Last week, some 400 faculty members agreed to move their classes off campus in response to a union request. In compliance, one theater professor dispatched his class to evaluate "the element of carnival" and "use of space" in the graduate students' picket lines. Another held his art class in the park, with a dozen students splattering paint, Pollock-style, on large Masonite boards. Most undergrads expressed sympathy and guarded solidarity. "Graduate students do a lot," said Emily Richard, a senior in the art class. "Why should they have to work in a coffee shop to make enough to live on?"
NYU administrators began talking about the union in the past tense at meetings early this summer. "We've put that behind us" was the phrase invoked by NYU president John Sexton when asked about the contract. Since then the rhetoric has become even more strident. "The union can either die a quick death or a slow death," Sexton said, according to a member of a faculty contingent that pleaded with him last Tuesday on the eve of the strike deadline to get back to the bargaining table. (An NYU spokesman denied Sexton said that.)
"We told him that the union isn't going to go away," said Andrew Ross, a professor who organized the delegation. "It is going to be here next semester, and the semester after that. There will not be peace on campus." A case in point, said Ross, is Yale, where graduate teaching assistants have never succeeded in winning a contract but have protested every year. "We said it will be so much worse to break a union that already existed," Ross said. "And it is just silly to do so, right here in New York City."
But the administration claims it is ready to endure whatever disruptions the strike creates. In the meeting, Ross said, Sexton "made it quite clear that he has become progressively more committed to this policy. He said his own convictions have hardened."

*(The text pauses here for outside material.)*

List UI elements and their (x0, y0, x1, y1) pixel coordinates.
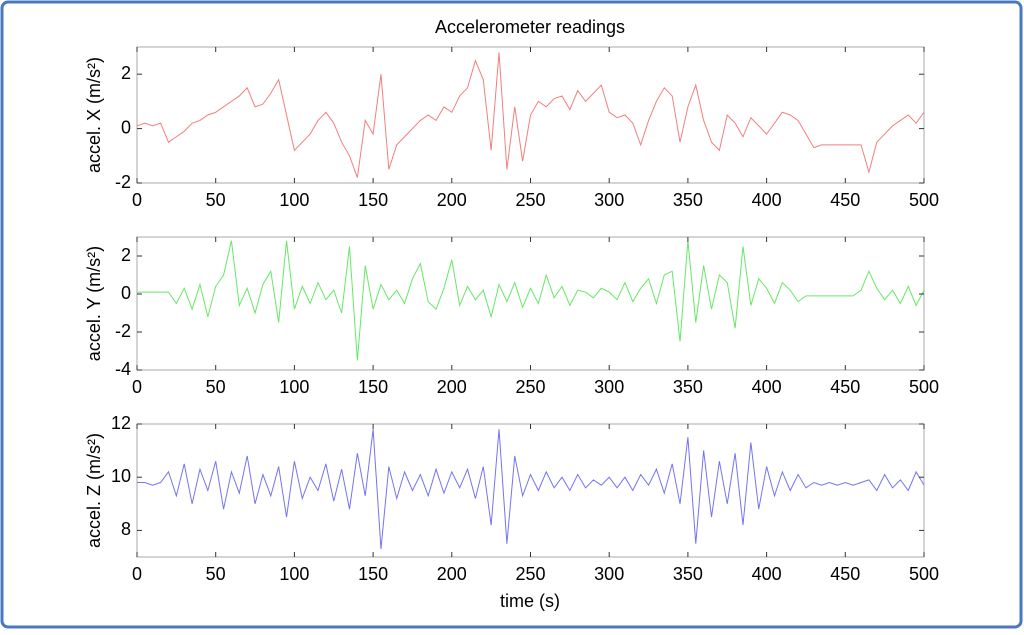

NYU spokesman John Beckman said the strike's impact was "minimal" last week, but offered no statistics on classes that were moved off campus or not held.
Ironically, despite the special help provided by Bush's NLRB, the university's administration has been guided by two key Sexton aides, both of whom emerged not from the GOP or corporate America, but from the Clinton White House. NYU's vice president for operations is Jacob Lew, who served as the head of the Office of Management and Budget under Clinton; Cheryl Mills, an attorney who defended Clinton on the impeachment charges before the US Senate, is another top Sexton adviser.
But the tactics reflect a corporate agenda. As the strike got under way, several faculty members were aghast to find that university administrators had quietly been signed onto the electronic bulletin boards that are used for communicating on the Web with students. The potential for cyber-eavesdropping was clear, but when complaints were registered the administrators were quickly removed from the sites. It had been a "technical error," officials said.
Administration officials also began trotting out veiled threats. Striking grad students "should anticipate that there are likely to be appropriate consequences," a letter from the head of the university's math department warned teaching assistants last week, according to a report on the insidehighered.com website.
What would those consequences be? "There may come a time when we have that conversation," responded NYU spokesman Beckman. "Our priority is ensuring the educational progress of our students."
Not surprisingly, that's exactly the argument invoked by the striking graduate assistants. "Most of us are making the commitment to be the next generation of faculty," said Susan Valentine. "To get there, we have to go through this process, and many of us will be at this the rest of our lives."